Unterschiedliche Motive für Transformation

Ein Thema, zwei Strategien

Wasserstoff ist ein Schwerpunktthema der Energiepartnerschaft zwischen dem Bundesministerium für Wirtschaft und Energie (BMWi) und dem japanischen Ministry of Economy, Trade and Industry (METI).

Jana Narita 

ist Projektleiterin im Forschungs- und Beratungsinstitut Adelphi. Sie unterstützt den energiepolitischen Dialog des Bundesministeriums für Wirtschaft und Energie (BMWi) mit Japan und Südkorea.

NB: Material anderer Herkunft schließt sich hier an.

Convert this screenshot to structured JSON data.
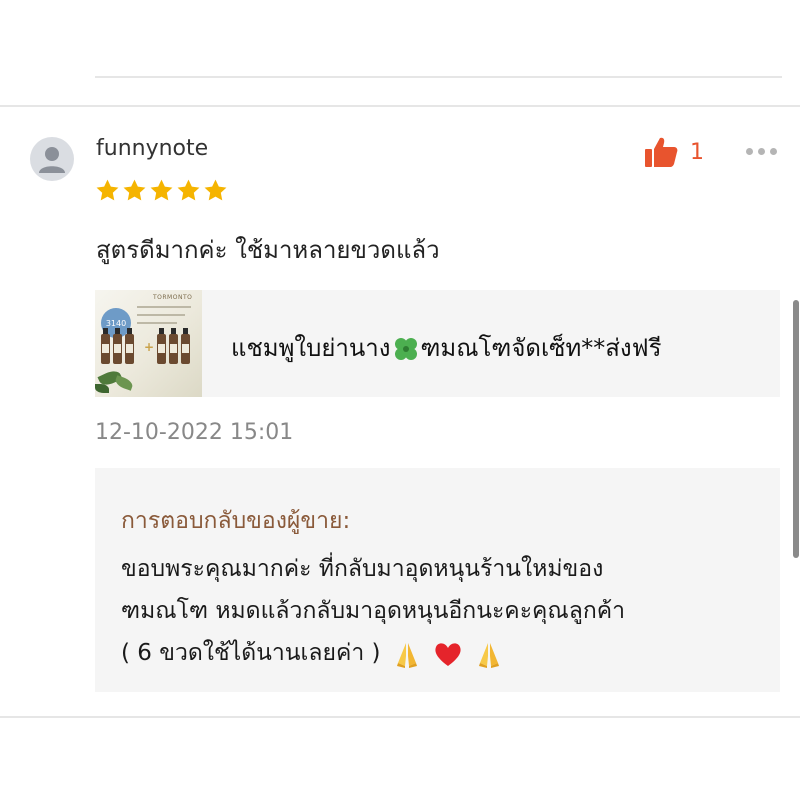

Japan veröffentlichte seine Wasserstoffstrategie bereits im Jahr 2017. Deutschland zog dieses Jahr nach. Der Ansatz beider Länder ist dabei sehr unterschiedlich: Während der Hauptbeweggrund Deutschlands das Erreichen der Klimaschutzziele ist und somit der Fokus auf der Förderung von „grünem Wasserstoff“ aus erneuerbaren Energien liegt, steht in Japan vor allem die Diversifizierung der Energieversorgung im Vordergrund. Dementsprechend hat Japan bislang auch deutlich weniger Erfahrung mit Power-to-X-Technologien (Anm. der Redaktion: Verfahren zur Speicherung oder sonstigen Nutzung von Stromüberschüssen bei Überangeboten aus variablen, erneuerbaren Energien) als Deutschland und das Augenmerk liegt eher auf der Anwendungsseite, zum Beispiel den Brennstoffzellenfahrzeugen.

Japan ist auch schon im Bereich des internationalen Transports von Wasserstoff aktiv. Dieser wird für beide Länder zukünftig eine wichtige Rolle spielen, denn Importe werden notwendig sein, um den eigenen Bedarf zu decken.